TodaysVerse.net
But yet in it shall be a tenth, and it shall return, and shall be eaten: as a teil tree, and as an oak, whose substance is in them, when they cast their leaves: so the holy seed shall be the substance thereof.
King James Version

Meaning

This verse comes near the end of a passage in Isaiah where the prophet has a vision of God in his heavenly throne room and is called to speak to the people of Israel. God warns him upfront: the people won't listen, and judgment is coming — the land will be devastated repeatedly. The "tenth" refers to a small surviving remnant left after disaster. Then comes a striking image: the terebinth and oak are large, long-lived trees native to the ancient Middle East. When they are cut all the way down, the stump left behind is not necessarily dead — it can send up new shoots. The "holy seed" is that stump: a small surviving remnant of God's people from which something new will eventually grow.

Prayer

Lord, I want to see results. I want to know the work is working.

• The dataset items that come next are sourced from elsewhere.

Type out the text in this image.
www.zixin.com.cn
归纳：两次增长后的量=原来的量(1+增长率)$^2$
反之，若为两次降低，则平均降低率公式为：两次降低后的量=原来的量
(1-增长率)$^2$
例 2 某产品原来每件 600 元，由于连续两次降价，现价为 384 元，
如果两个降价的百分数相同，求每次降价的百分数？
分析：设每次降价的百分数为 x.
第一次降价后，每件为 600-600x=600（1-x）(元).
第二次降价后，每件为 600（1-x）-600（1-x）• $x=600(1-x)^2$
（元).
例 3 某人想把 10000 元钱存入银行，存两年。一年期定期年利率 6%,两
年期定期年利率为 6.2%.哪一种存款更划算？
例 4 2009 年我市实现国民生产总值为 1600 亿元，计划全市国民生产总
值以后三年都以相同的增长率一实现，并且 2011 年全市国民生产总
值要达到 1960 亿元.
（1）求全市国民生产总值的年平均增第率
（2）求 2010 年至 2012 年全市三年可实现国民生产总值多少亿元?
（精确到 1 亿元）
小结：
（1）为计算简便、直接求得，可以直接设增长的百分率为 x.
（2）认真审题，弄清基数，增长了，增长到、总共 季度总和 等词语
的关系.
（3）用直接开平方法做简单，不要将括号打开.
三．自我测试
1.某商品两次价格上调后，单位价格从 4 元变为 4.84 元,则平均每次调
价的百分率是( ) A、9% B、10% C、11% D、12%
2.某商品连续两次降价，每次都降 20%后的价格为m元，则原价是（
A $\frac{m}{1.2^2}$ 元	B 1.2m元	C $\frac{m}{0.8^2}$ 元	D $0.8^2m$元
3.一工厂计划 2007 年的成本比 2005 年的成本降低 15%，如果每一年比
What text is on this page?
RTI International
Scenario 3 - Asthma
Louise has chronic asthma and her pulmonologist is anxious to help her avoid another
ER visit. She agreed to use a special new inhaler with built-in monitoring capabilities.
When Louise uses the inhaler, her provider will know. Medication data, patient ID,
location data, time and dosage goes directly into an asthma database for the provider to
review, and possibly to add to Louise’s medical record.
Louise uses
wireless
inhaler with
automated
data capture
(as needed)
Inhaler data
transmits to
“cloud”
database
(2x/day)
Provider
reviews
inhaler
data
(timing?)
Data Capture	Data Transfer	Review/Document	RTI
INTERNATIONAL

Help me trust that you can grow something holy from what looks like nothing — from stumps, from remnants, from what's been left behind. Teach me to be faithful when I cannot see the fruit. Amen.

Reflection

God sends Isaiah on what looks, by any practical measure, like a losing mission. Go preach — but they won't hear it. The land will be devastated, not once but again. Even the remnant that survives will be cut back. It's one of the most honest job descriptions in all of Scripture, and it raises a question most of us would rather avoid: what if faithfulness doesn't look like success? What if the thing God is asking you to do results in a stump — not a harvest, not a movement, not anything measurable by any normal standard? Here's what the stump means, though: it is not a tombstone. In a culture where trees symbolized life and flourishing, a cut-down stump was a mark of defeat — but Isaiah calls it the holy seed. The remnant isn't the failure of God's plan; it is the plan. History is full of people who were faithful in obscurity, who looked like stumps, whose lives seemed reduced to almost nothing — and from whom something holy eventually grew in ways they never witnessed. You may not see the growth. You may only be asked to be a stump. Somehow, that is enough.

Discussion Questions

1

What is the image of the terebinth and oak stump meant to communicate about the way God works — particularly in what looks from the outside like defeat or devastation?

2

Have you ever been in a 'stump' season — a time when you felt cut back, reduced, not producing anything visible? What was that experience like for you?

3

This verse suggests God's purposes can survive and even work through devastation and loss. Does that idea comfort you, trouble you, or both — and why?

4

If someone in your life is in a stump season right now, how do you hold space for both the grief of what's been lost and the possibility of what might still come?

5

What would it look like practically to remain faithful in a situation where you may never personally see the fruit of your faithfulness?